Kamis, Juli 10, 2014

Mimpi Pak Jokowi: No Otoriter

Terus terang, kalau hati kecil saya menganggap dan memilih Pak Prabowo lebih pantas jadi presiden. Cuma kecenderungan saya itu tidak fanatik. Yang terpenting bagi saya pribadi adalah lebih menaruh tawakkal kepada Tuhan. Siapapun yang menjadi presiden berarti pilihan Tuhan dan rakyat. Tidak ada Tuhan yang mendlolimi atau berniat buruk dalam kehendak-Nya. Dia Maha Adil dan Bijaksana.

Dengan bahasa lain, saya selalu berhusnudhon saja, siapapun yang menang berarti yang lebih pantas dan terbaik. Tapi, juga yang tidak terpilih bukan berarti lebih buruk, tetap baik hanya saja belum saatnya jadi, atau lebih pantas pada sisi atau tugas lainya.

Dengan demikian, umpama pilihan saya itu yang menang saya lebih selamat dari rasa arogansi, dan sebaliknya jika lawan pilihan saya yang menang saya juga lebih selamat dari kecewa.

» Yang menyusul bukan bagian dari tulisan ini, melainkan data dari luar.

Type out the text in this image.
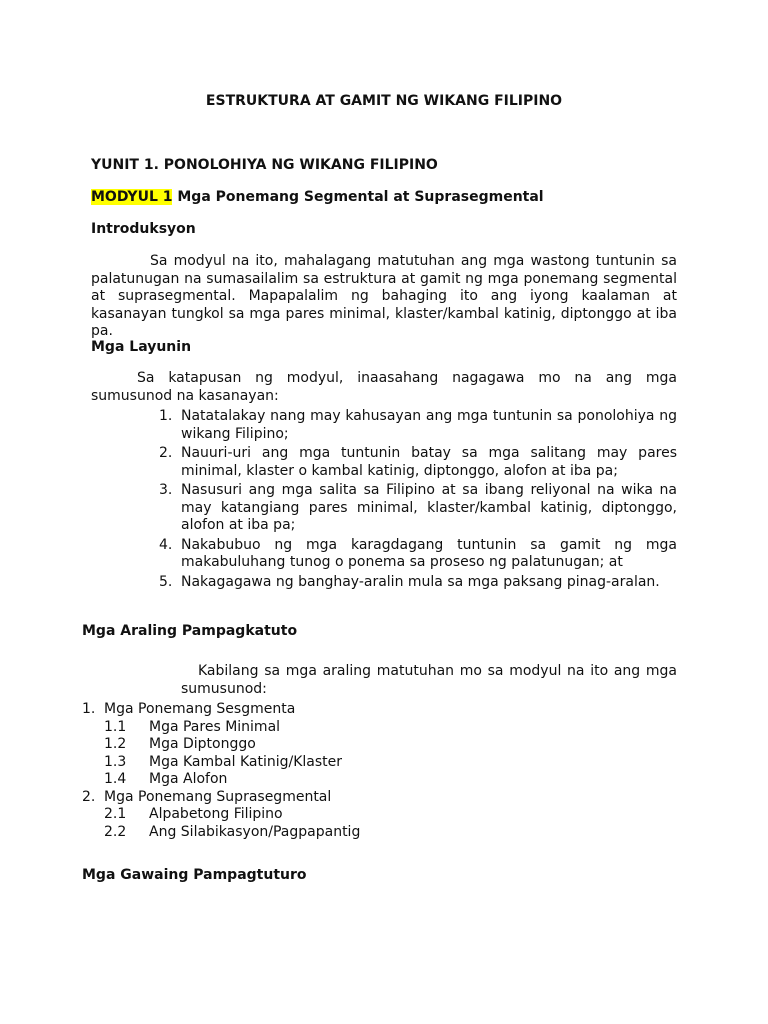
ESTRUKTURA AT GAMIT NG WIKANG FILIPINO
YUNIT 1. PONOLOHIYA NG WIKANG FILIPINO
MODYUL 1 Mga Ponemang Segmental at Suprasegmental
Introduksyon
Sa modyul na ito, mahalagang matutuhan ang mga wastong tuntunin sa palatunugan na sumasailalim sa estruktura at gamit ng mga ponemang segmental at suprasegmental. Mapapalalim ng bahaging ito ang iyong kaalaman at kasanayan tungkol sa mga pares minimal, klaster/kambal katinig, diptonggo at iba pa.
Mga Layunin
Sa katapusan ng modyul, inaasahang nagagawa mo na ang mga sumusunod na kasanayan:
1. Natatalakay nang may kahusayan ang mga tuntunin sa ponolohiya ng wikang Filipino;
2. Nauuri-uri ang mga tuntunin batay sa mga salitang may pares minimal, klaster o kambal katinig, diptonggo, alofon at iba pa;
3. Nasusuri ang mga salita sa Filipino at sa ibang reliyonal na wika na may katangiang pares minimal, klaster/kambal katinig, diptonggo, alofon at iba pa;
4. Nakabubuo ng mga karagdagang tuntunin sa gamit ng mga makabuluhang tunog o ponema sa proseso ng palatunugan; at
5. Nakagagawa ng banghay-aralin mula sa mga paksang pinag-aralan.
Mga Araling Pampagkatuto
Kabilang sa mga araling matutuhan mo sa modyul na ito ang mga sumusunod:
1. Mga Ponemang Sesgmenta
1.1 Mga Pares Minimal
1.2 Mga Diptonggo
1.3 Mga Kambal Katinig/Klaster
1.4 Mga Alofon
2. Mga Ponemang Suprasegmental
2.1 Alpabetong Filipino
2.2 Ang Silabikasyon/Pagpapantig
Mga Gawaing Pampagtuturo
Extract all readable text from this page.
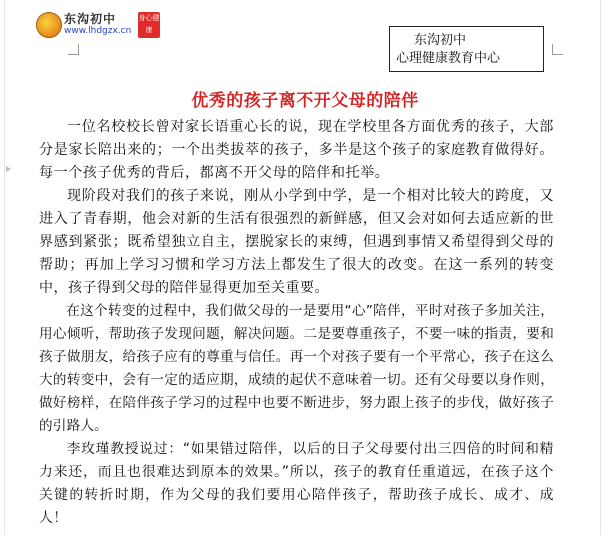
东沟初中
www.lhdgzx.cn
身心健康
东沟初中
心理健康教育中心
优秀的孩子离不开父母的陪伴

一位名校校长曾对家长语重心长的说，现在学校里各方面优秀的孩子，大部分是家长陪出来的；一个出类拔萃的孩子，多半是这个孩子的家庭教育做得好。每一个孩子优秀的背后，都离不开父母的陪伴和托举。

现阶段对我们的孩子来说，刚从小学到中学，是一个相对比较大的跨度，又进入了青春期，他会对新的生活有很强烈的新鲜感，但又会对如何去适应新的世界感到紧张；既希望独立自主，摆脱家长的束缚，但遇到事情又希望得到父母的帮助；再加上学习习惯和学习方法上都发生了很大的改变。在这一系列的转变中，孩子得到父母的陪伴显得更加至关重要。

在这个转变的过程中，我们做父母的一是要用“心”陪伴，平时对孩子多加关注，用心倾听，帮助孩子发现问题，解决问题。二是要尊重孩子，不要一味的指责，要和孩子做朋友，给孩子应有的尊重与信任。再一个对孩子要有一个平常心，孩子在这么大的转变中，会有一定的适应期，成绩的起伏不意味着一切。还有父母要以身作则，做好榜样，在陪伴孩子学习的过程中也要不断进步，努力跟上孩子的步伐，做好孩子的引路人。

李玫瑾教授说过：“如果错过陪伴，以后的日子父母要付出三四倍的时间和精力来还，而且也很难达到原本的效果。”所以，孩子的教育任重道远，在孩子这个关键的转折时期，作为父母的我们要用心陪伴孩子，帮助孩子成长、成才、成人！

Tadi (100714), pas waktu antara imsak dan adzan subuh, saya tiba-tiba ketiduran dengan duduk sila sambil menunggu adzan, sesaat itu saya mimpi salah satu calon presiden itu yang pas bukan pilihan saya, Bapak Jokowi.

Dalam mimpi itu tiba-tiba saya sudah duduk bersila dalam sebuah acara kumpul kenegaraan. Perkumpulan itu berupa lesehan. Pas di belakang saya duduk Pak Jokowi dengan tim suksesnya. Tampak dia membuka buku bagan paling tengah sambil menanyakan isinya kepada seorang tim yang duduk di sebelahnya. Buku itu sebagai pedoman ketika Pak Jokowi tampil berpidato.

Entah untuk apa acara kumpul itu diadakan. Yang jelas para hadirin memakai pakaian resmi dan Pak Jokowi tetap dengan kotak-kotaknya. Saat itu, siap-siap Pak Jokowi maju ke podium. Dia tidak begitu menguasai materi yang akan disampaikan sehingga harus membawa buku acuan yang masih ditanyakan ke timnya itu.

Penasaran, saya pinjam buku itu dari tangannya. Saya lihat sampulnya berjudul NEGRI INDONESIA, dan judul topik yang dibuka tertulis NO OTORITER.

Sebelum Pak Jokowi maju ke podium saya sudah bangun. Sehingga saya tidak tahu cara dan isi ceramahnya. Begitu juga, saya tidak tahu acaranya itu untuk apa. Apakah acara pelantikan karena Pak Jokowi mungkin yang terpilih jadi presiden nanti. Atau sebaliknya, pernyataan pers Pak Jokowi soal keikhlasannya atas kekalahannya. Tapi, dalam acara itu saya tidak pernah melihat Pak Prabowo.

Apalagi soal penafsiran mimpi saya juga tidak paham. Apakah mimpi ini menjadi pertanda atau sekedar bunga tidur saya. Saya takut jatuh ke dalam fanatisme. Ini sekedar hanya mimpi.

Bagi saya sekali lagi, siapapun yang menjadi terpilih berarti dia yang dianggap pantas memikul amanah bangsa ini, dan semoga dia mampu. Sedangkan bagi yang tak terpilih semoga dia legawa sekaligus optimis, ada sisi lain atau saat lain yang lebih pantas baginya untuk berbuat baik bagi negri ini.

Salam damai untuk negri kita tercinta. Salam 5 jari, pancasila.